Improve speed for calculating a recursive sequence

Question

I want to calculate following recursive sequence:

$\alpha_{0}=0,\\ \cos(\alpha_{i})=\cos(\alpha_{i-1})\cdot\cos(\beta_{i})+\sin(\alpha_{i-1})\cdot\sin(\beta_{i})\cdot\cos(\gamma_{i}).$

In mathematica 8.0.1 I try to do this with:

endRecursion = 20;
beta = Import["beta.txt", "List"];
beta = beta[[1;;endRecursion]];
gamma = RandomReal[{0,2*Pi}, endRecursion];

alpha[0]:= 0;
alpha[i_]:= 
   ArcCos[Cos[alpha[i-1]]*Cos[beta[[i]]]+ 
   Sin[alpha[i-1]]*Sin[beta[[i]]]*Cos[gamma[[i]]]];

result=Table[alpha[i], {i, 1, endRecursion}];

The values for beta are imported because they are generated by another formula which is not important for my question here. Values for beta can be found here.

The problem is that the calculation of the result is very slowly. It takes about 14s for just 20 iterations! And I need about 300 iterations (times ~10000, because I have several lists of beta values).

I recognized that the calculation is much faster if I skip the Cos[alpha[i-1]] in the first or the Sin[alpha[i-1]] in the 2nd summand. Then it takes just ~ 0.01 s for 20 iterations. But unfortunately this falsifies my result. I cannot understand why it is so much faster if there is just one time alpha[i-1] on the right side of the equation. Am I doing something wrong? Is there any way to increase the speed of this calculation? I would be glad about any help!

Answer 1

You can speed it up by "memoization", i.e., remembering previous values of alpha[i]:

endRecursion = 20;
beta = Import["beta.txt", "List"];
beta = beta[[1 ;; endRecursion]];
gamma = RandomReal[{0, 2*Pi}, endRecursion];
alpha[0] := 0;
alpha[i_] := 
  alpha[i] = 
   ArcCos[Cos[alpha[i - 1]]*Cos[beta[[i]]] + 
     Sin[alpha[i - 1]]*Sin[beta[[i]]]*Cos[gamma[[i]]]];
result = Table[alpha[i], {i, 1, endRecursion}];

See also the docs on this.

Answer 2

Although you can always implement recursion by hand the way you are trying to do, there are also some specialized functions that are designed to make your life a little easier.

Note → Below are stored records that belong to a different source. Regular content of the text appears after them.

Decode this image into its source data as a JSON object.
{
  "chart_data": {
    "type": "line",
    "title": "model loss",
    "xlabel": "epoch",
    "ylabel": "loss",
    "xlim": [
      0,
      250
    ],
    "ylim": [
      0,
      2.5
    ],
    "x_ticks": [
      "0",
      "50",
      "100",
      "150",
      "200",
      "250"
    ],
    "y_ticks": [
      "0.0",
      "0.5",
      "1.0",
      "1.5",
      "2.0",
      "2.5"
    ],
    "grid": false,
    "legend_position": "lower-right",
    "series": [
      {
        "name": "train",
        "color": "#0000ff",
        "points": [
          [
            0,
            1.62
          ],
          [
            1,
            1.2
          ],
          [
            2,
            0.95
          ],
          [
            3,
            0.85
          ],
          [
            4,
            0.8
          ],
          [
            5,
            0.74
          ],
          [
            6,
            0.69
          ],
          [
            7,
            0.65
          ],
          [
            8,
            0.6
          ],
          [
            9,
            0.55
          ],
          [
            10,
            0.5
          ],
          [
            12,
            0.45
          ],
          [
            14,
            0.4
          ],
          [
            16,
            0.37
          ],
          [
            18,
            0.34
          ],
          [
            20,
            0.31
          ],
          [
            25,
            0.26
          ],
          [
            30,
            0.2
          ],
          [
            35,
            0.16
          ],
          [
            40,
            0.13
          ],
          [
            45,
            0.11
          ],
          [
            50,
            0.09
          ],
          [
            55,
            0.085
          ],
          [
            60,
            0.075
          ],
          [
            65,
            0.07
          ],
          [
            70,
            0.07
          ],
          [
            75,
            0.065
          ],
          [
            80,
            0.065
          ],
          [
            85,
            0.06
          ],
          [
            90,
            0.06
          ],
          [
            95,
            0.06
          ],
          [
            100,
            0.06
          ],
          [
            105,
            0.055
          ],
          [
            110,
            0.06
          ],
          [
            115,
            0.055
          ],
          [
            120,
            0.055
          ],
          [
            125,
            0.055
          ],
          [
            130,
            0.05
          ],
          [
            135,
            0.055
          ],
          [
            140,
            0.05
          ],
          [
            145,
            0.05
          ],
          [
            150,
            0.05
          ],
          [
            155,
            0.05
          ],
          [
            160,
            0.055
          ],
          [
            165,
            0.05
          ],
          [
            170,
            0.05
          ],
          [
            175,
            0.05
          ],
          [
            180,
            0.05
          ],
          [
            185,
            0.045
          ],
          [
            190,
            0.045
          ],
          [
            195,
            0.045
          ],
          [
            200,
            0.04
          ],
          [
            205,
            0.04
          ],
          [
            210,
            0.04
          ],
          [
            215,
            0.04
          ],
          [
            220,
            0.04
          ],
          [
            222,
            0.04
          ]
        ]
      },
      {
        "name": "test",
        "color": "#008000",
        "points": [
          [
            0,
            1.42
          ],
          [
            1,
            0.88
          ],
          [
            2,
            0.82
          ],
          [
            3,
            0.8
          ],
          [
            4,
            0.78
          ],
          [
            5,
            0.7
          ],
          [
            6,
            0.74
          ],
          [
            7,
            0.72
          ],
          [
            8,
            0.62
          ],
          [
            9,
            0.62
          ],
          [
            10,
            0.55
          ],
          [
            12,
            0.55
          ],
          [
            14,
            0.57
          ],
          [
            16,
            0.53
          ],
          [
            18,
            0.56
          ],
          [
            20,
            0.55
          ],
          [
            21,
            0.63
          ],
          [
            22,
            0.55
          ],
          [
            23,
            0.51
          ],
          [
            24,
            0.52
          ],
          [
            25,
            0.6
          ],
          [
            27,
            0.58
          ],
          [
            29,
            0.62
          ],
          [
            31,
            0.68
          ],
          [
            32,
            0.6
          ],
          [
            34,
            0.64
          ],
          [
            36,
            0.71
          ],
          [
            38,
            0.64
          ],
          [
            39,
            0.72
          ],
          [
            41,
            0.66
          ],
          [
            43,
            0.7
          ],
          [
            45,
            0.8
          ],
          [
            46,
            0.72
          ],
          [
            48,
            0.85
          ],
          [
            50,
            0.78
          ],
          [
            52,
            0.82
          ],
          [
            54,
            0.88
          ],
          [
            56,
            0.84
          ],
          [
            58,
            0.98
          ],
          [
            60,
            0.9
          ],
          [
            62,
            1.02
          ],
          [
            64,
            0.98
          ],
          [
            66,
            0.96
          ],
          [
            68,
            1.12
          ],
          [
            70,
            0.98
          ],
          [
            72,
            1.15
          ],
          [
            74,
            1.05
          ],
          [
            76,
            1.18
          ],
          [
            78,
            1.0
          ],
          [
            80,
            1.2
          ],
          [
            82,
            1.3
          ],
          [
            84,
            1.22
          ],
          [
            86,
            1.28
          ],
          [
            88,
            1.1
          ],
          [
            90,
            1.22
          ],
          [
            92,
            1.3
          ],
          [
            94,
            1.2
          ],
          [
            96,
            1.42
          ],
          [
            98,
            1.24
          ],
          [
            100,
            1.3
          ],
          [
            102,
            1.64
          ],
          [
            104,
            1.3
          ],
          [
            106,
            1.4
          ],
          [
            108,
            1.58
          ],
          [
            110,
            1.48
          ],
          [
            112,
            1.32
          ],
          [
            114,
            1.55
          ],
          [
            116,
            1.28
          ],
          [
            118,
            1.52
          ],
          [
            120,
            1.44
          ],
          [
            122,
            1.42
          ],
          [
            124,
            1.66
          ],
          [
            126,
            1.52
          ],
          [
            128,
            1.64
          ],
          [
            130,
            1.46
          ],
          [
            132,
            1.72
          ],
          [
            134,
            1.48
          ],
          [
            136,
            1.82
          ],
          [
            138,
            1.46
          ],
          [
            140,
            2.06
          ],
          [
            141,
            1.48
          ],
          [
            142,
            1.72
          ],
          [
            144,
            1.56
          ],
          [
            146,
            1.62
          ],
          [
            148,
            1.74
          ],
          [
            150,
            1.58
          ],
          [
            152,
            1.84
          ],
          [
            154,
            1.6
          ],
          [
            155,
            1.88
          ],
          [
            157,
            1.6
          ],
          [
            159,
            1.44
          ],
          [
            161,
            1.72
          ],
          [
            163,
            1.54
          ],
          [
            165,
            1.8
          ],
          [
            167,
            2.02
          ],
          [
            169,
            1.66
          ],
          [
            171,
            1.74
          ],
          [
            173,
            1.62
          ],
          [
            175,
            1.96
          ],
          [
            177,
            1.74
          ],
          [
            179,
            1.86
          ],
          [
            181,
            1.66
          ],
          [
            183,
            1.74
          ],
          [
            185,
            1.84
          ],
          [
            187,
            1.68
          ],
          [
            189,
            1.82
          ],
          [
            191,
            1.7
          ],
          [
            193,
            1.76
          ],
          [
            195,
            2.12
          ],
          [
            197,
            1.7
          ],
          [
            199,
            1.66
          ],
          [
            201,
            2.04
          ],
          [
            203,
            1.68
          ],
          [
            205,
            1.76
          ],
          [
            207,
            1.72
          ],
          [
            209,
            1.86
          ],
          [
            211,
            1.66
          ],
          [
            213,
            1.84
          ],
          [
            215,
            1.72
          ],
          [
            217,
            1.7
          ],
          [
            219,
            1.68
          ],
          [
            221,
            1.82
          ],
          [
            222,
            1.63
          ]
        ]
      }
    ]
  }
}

In particular, there is FoldList.

This approach is also slightly faster than the manual recursion approach (assuming you start from a clean slate):

endRecursion = 20;
beta = Import["beta.txt", "List"];
beta = beta[[1 ;; endRecursion]];
gamma = RandomReal[{0, 2*Pi}, endRecursion];
FoldList[ArcCos[Cos[#1]*#2[[1]] + Sin[#1]*#2[[2]]] &, 0,
 Transpose[{Cos[beta], Sin[beta] Cos[gamma]}]]

After initializing the lists as in your example, I need only a single statement to generate the list.

The folding function is what appears in the original recursive formulation, but it is written as a pure function with two formal arguments #1 and #2.

The first argument, #1, refers to your alpha and its starting value is passed to FoldList as the second argument (0). The second argument in the pure function (#2) refers to the elements of the list Transpose[{Cos[beta], Sin[beta] Cos[gamma]}] in which I collected the pre-existing lists beta and gamma (but in a form that is already pre-processed to avoid having to evaluate cosines and sines individually in the recursion).

Answer 3

The function runs slowly because each iteration calls alpha twice the number of times of the previous iteration. Thus, $n$ iterations invoke alpha $2^n$ times -- exponential run time! Fortunately, the two nested calls to alpha are identical. If we change alpha to call itself only once instead of twice, the algorithm runs in linear time while still retaining simple recursive form:

endRecursion = 20;
beta = Import["beta.txt", "List"];
beta = beta[[1;;endRecursion]];
gamma = RandomReal[{0,2*Pi}, endRecursion];

alpha[0] = 0;
alpha[i_]:=
  Module[{a = alpha[i-1], b = beta[[i]], g = gamma[[i]]}
  , ArcCos[Cos[a]*Cos[b]+Sin[a]*Sin[b]*Cos[g]]
  ]

result = Table[alpha[i], {i, 1, endRecursion}];

Even so, I agree with @Jens that functional iteration is frequently preferred over recursion in order to avoid hitting the $RecursionLimit (or $IterationLimit).